According to a study by the Institute of Fiscal Studies people are now much more likely than previously to be planning for a retirement age that is above age 65.
Of those expressing an expectation, 1 in 5 people aged 40–54 in 2016 to 2018 (21% of men and 20% of women) reported expecting to retire at age 67.
This compares with less than 1% of men and women surveyed a decade earlier.
The IFS says the increases in expected retirement ages are likely to be in large part a response to increases in the state pension age, which was 67 for those aged 40–54 in 2016 -18 but 65 or 66 for those aged 40 - 54 a decade earlier.
Despite men and women in this age group now having the same state pension age, women on average still expect to retire earlier, by almost 1 year (at age 64.2 compared with 65 for men).
The average age at which men and women aged 40 - 54 expect to retire increased substantially between 2006 and 2017, says the IFS, by 2.1 years (from 62.9 to 65) for men and 2.4 years (from 61.7 to 64.2) for women.
The IFS also found that confidence in the adequacy of retirement incomes has increased.
The proportion of individuals confident that their income in retirement will provide the standard of living they hope for – although still low at only just over half – increased by 11 percentage points over the decade to 2017 (from 42% in 2008 to 53% in 2017).
The IFS found a sharp increase in the proportion of private sector employees expecting to receive a private pension in retirement, from 63% in 2013 to 73% in 2017, thanks mainly to auto-enrolment.
Only around half of individuals report that they understand enough about pensions to make decisions about saving for retirement. The IFS says this low level of self-reported understanding has been persistent over the last decade, despite pension reforms and consequent discussion of pensions in the media.
The retirement expectations are among the key findings of two new reports published by the IFS and funded by the IFS Retirement Saving Consortium and the Economic and Social Research Council. The think tank used data from the ONS’s comprehensive Wealth and Assets Survey( WAS), a survey of 20,000 households carried out every two years since 2008.

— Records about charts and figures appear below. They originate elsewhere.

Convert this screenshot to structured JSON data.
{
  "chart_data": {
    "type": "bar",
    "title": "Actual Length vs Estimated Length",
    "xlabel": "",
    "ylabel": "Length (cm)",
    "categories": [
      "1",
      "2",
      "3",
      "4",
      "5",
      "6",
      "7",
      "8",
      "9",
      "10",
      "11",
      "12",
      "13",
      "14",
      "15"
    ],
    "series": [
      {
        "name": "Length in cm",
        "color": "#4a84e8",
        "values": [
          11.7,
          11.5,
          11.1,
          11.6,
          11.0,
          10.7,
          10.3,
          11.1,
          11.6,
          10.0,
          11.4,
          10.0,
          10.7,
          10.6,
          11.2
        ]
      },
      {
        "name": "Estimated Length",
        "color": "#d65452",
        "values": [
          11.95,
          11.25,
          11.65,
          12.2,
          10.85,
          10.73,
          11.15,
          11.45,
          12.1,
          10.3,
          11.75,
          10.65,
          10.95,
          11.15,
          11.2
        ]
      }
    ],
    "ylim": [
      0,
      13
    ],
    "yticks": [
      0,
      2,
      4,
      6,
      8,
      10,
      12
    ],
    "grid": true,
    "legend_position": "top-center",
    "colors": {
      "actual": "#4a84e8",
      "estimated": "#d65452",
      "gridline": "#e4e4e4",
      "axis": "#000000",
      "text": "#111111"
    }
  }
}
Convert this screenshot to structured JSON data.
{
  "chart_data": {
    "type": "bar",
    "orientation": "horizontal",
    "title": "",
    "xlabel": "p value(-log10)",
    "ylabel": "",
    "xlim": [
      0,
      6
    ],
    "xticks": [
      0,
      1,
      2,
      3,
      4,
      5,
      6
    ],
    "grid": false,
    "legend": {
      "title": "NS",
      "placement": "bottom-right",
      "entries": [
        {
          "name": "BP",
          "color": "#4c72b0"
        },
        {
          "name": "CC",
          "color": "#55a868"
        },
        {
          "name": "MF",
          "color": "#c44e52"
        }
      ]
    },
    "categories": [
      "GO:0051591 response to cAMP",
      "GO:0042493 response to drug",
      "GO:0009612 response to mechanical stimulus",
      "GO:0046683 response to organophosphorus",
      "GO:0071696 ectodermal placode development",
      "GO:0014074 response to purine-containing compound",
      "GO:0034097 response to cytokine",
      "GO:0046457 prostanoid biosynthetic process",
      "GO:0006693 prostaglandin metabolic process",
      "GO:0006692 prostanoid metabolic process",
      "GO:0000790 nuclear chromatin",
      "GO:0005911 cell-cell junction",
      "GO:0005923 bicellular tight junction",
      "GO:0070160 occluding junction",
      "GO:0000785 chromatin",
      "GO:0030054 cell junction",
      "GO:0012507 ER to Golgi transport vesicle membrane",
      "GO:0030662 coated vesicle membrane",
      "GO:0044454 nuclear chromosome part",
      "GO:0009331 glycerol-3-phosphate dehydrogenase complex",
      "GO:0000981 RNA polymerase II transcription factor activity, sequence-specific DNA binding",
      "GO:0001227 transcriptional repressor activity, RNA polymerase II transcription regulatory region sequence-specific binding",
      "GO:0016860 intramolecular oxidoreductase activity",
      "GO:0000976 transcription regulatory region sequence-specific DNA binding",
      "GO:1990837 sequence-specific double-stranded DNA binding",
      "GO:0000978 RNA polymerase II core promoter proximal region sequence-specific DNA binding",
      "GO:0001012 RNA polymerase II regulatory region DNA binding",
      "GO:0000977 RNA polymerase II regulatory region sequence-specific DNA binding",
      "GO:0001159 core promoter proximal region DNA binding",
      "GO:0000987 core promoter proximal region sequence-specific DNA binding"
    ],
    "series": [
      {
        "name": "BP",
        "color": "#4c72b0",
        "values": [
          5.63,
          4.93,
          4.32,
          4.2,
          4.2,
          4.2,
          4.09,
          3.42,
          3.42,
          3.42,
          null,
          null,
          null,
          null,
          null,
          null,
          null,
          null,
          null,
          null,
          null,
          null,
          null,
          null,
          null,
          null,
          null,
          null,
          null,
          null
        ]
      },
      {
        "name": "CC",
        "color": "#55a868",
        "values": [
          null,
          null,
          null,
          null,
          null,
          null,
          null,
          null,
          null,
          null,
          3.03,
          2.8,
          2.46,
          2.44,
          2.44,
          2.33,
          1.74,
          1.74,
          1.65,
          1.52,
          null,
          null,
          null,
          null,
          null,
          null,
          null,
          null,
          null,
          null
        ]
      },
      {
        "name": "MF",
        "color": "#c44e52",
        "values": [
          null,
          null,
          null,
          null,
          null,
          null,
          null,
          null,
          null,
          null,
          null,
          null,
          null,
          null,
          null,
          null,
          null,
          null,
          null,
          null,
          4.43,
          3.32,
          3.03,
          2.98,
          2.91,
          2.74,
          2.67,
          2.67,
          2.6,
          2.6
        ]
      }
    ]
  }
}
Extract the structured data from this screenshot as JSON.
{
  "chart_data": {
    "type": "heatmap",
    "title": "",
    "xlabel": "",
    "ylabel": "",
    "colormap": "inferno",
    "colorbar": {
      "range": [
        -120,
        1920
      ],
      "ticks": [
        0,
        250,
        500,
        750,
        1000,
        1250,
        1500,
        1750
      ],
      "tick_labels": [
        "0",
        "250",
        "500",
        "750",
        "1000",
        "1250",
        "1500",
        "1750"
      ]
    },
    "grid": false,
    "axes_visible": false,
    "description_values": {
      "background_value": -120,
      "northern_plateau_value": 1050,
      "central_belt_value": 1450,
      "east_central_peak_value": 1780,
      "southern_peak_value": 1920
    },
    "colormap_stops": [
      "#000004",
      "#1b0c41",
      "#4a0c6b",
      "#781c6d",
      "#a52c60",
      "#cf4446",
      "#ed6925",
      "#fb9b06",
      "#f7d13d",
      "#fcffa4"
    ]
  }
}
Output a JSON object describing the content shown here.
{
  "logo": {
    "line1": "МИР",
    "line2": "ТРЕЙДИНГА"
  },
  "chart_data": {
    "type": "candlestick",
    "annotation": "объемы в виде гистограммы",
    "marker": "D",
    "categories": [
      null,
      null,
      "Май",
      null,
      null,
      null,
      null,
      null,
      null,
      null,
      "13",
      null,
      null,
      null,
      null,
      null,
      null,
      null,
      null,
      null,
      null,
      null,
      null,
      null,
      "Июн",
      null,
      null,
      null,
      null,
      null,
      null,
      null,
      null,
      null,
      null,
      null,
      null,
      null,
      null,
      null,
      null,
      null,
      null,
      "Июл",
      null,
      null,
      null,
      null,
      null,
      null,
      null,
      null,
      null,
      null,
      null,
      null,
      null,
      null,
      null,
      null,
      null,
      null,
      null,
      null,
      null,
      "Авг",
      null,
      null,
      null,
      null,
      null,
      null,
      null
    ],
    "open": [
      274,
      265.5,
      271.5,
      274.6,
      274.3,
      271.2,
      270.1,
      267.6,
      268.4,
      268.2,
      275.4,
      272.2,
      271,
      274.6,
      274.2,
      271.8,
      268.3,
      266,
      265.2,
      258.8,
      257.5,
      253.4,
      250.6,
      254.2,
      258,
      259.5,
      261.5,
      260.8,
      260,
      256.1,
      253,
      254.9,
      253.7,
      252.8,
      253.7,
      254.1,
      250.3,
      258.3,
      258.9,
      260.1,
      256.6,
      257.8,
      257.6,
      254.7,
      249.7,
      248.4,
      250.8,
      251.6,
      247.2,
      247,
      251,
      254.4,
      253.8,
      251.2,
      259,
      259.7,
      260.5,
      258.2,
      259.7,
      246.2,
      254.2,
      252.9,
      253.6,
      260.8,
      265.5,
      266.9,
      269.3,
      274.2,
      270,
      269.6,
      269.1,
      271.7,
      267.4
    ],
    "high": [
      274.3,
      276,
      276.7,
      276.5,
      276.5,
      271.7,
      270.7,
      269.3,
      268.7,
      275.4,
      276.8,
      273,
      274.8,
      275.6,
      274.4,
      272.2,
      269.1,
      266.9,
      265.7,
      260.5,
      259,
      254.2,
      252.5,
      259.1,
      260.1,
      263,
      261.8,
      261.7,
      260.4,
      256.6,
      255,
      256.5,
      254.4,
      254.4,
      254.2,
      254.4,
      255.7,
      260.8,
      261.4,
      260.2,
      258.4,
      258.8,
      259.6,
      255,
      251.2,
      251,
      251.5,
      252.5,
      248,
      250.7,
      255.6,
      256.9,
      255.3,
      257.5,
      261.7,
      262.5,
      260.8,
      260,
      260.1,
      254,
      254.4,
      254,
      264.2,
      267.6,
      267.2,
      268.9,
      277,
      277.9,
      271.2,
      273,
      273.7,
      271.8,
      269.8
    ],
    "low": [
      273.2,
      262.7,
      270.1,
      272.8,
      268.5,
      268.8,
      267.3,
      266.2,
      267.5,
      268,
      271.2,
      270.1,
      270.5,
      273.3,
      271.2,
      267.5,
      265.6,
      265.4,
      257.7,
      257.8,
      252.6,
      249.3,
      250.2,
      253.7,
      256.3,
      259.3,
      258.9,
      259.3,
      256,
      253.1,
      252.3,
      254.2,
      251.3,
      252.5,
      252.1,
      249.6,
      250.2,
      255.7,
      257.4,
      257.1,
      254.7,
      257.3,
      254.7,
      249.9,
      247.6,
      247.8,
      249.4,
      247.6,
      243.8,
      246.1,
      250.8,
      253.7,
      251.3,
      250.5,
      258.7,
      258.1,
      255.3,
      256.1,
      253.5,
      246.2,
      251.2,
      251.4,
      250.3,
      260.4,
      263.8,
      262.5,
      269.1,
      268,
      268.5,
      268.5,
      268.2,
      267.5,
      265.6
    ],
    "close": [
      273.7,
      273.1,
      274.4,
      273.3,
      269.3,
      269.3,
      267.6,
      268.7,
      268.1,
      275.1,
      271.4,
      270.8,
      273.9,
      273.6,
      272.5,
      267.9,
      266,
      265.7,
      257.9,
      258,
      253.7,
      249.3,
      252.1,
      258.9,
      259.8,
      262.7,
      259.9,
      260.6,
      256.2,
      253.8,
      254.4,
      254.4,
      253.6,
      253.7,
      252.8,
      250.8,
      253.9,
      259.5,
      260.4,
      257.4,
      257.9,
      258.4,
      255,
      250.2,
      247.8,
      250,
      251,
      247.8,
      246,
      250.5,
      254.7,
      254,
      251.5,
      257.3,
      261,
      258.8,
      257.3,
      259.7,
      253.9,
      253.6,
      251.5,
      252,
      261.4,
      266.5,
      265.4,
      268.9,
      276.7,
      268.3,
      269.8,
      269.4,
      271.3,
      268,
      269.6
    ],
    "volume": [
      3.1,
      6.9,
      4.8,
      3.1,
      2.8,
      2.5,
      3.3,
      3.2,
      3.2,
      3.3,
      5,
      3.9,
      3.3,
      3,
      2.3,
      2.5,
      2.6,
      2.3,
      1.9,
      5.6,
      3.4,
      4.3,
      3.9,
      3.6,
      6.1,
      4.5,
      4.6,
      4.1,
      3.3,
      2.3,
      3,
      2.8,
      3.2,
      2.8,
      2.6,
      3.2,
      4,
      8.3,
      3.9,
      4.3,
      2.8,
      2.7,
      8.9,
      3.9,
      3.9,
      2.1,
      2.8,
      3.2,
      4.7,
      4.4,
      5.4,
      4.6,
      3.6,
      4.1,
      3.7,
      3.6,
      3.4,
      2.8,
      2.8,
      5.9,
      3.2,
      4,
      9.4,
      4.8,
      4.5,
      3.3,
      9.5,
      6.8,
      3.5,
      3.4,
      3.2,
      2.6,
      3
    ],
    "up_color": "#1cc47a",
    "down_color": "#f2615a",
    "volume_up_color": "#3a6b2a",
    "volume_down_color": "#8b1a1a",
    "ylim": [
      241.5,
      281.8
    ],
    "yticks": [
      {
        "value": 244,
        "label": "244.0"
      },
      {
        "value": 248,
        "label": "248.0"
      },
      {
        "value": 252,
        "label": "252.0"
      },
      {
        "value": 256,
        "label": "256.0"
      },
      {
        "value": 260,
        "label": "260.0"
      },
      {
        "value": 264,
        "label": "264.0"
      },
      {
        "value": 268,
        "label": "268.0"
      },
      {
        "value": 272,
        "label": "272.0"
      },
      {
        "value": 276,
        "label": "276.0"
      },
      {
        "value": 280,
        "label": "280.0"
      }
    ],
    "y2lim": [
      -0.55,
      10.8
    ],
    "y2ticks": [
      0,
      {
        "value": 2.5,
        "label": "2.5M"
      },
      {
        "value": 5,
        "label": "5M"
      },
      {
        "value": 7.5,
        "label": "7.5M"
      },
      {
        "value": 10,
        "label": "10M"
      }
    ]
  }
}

Rowena Crawford, an associate director at IFS and an author of the report, said: “The last decade has seen a striking increase in the ages that those aged 40 to 54 expect to retire at.”
Nathan Long, senior analyst at Hargreaves Lansdown, said: “Evidence shows people in their 40s and 50s making more precise predictions of when they’ll retire, suggesting a greater awareness than in the past. Boosting understanding needs to be the next step on the country’s retirement revolution.”